(Далее вырвано несколько страниц, девять листов вырваны одновременно, поскольку характер повреждений и очертания разрыва идентичны на всех листах. Листы вырваны очень аккуратно и не имеют дополнительных надрывов и повреждений. Дальнейшая нумерация не учитывает вырванные из дневника страницы.)
Ребенок болен. Почти не шевелится. Я забил корову. Дал младенцу немного коровьей крови. Правда, мальчик едва к ней притронулся. Сварил бульон из мяса и костей. Бульон получился наваристый, густой и крепкий. Разбавил бульон талой снеговой водой. Все пропитано смертью.
У мальчика температура, он очень горячий. Веду дневник, ребенок уснул у меня на руках. Как я его люблю! Спел ему грустную песню Федерико[17]:
Я не помню стихов, которые читал солдатам. Первое, что умирает от голода, — память. Не могу написать ни одного стиха, хотя в голове постоянно крутятся сотни колыбельных для сына. И в них — Элена!
Сегодня поцеловал его. Поцеловал в первый раз. Мои губы совсем позабыли это странное ощущение. А что чувствует он, кроме холода? Ужас, но ведь уже три или, может быть, четыре месяца его никто еще не целовал. Мы оба знаем, как долго тянется время — целую вечность! — когда тебя никто не целует. Сейчас уже, думаю, никто не сможет возместить нам эту страшную потерю. Страх, холод, голод, ярость и одиночество убили нежность. Изредка появляется она, словно воронье, в предвестии любви или смерти. А сегодня она пришла в полном смятении: почуяла и то и другое. Бывает ли на свете нежность черная и нежность белая? Элена, а какого цвета была твоя? Я не помню. Не знаю, единственное, что чувствую: страдание и боль. Я поцеловал его не так, как тебя. И не для того, чтобы им заменить тебя.
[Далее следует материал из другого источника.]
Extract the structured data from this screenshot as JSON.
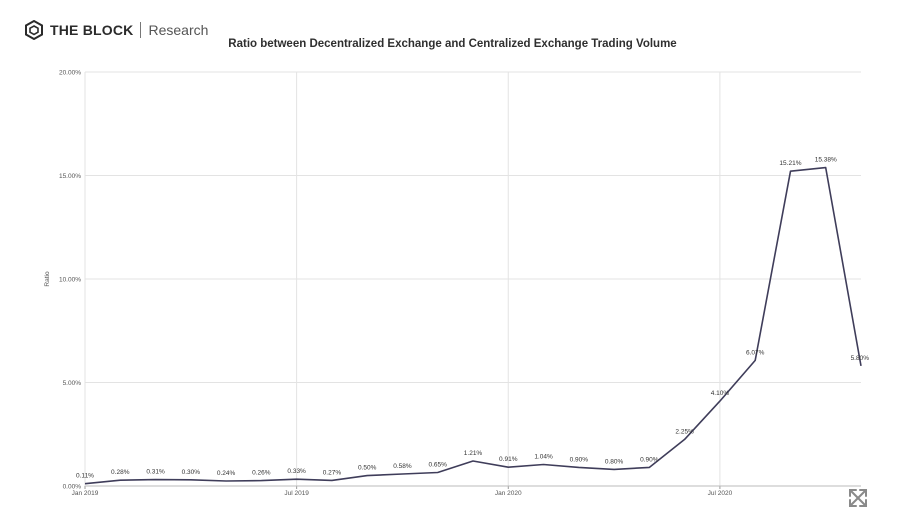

Несет тухлятиной. Я вспоминаю аромат укропа. (Далее — огромными буквами — заполнена целая страница одной-единственной фразой: «АХ, БЕЗ ТЕБЯ НЕТ НИЧЕГО». Страница записана неровным почерком.)
Искал и не нашел карандаш, точнее сказать, огрызок. Давно не вел дневник. Не было сил писать. А еще эта гнетущая тишина, а еще мука молчания. Сегодня нашел огрызок карандаша в куче хвороста. И вдруг вновь ощутил дар рассказчика. Не знаю, как это выразить словами, может, все дело в моем деревенском воспитании. Столько времени убил сегодня, пытаясь отыскать какой-нибудь след хоть какой-нибудь живности, чтобы отловить ее и съесть! А вокруг, сколько глаз хватало, только белая равнина, ровная, без единой морщинки, широкая, бесконечная, убаюканная постоянными нескончаемыми ветрами. Их монотонное завывание только подчеркивает безмолвие. И пока охотился, почувствовал нечто, что невозможно описать, невозможно определить, что это — добро или зло. Только когда опять нашел карандаш, понял: есть имя этому ощущению — одиночество.
Такое чувство, что, когда закончится мой дневник, закончатся страницы, закончится все. Правда, веду дневник по вечерам, от случая к случаю. Мой карандаш тоже потерпел поражение, проиграл свою войну. Наверное, последнее, что суждено будет написать, станет слово «тоска».
Умер сын. Я назвал его Рафаэлем, как моего отца. Выглядел совсем плохо, цвет лица говорил сам за себя, сил поддерживать жизнь не осталось. Он научился от матери умирать без театрального кривляния. Сегодня утром он слушать не хотел моих жарких уговоров, не ощущал моего согревающего дыхания.
(Окончание страницы заполнено ровным, каллиграфическим, почти филигранным почерком, разительно отличающимся от почерка последних записей. Шестьдесят три раза подряд написано имя Рафаэль. Начальная буква имени — Р — причудливо изогнута по вертикали, закругления нарочито велики, напоминают важного господина с большой, словно у певца, грудью, отчего нижнее скругление кажется накрахмаленной и отутюженной фалдой фрака. Р — одновременно и строгая, и немного вычурно готическая.)
(Снова страница исписана именем Рафаэль. Шестьдесят два раза.)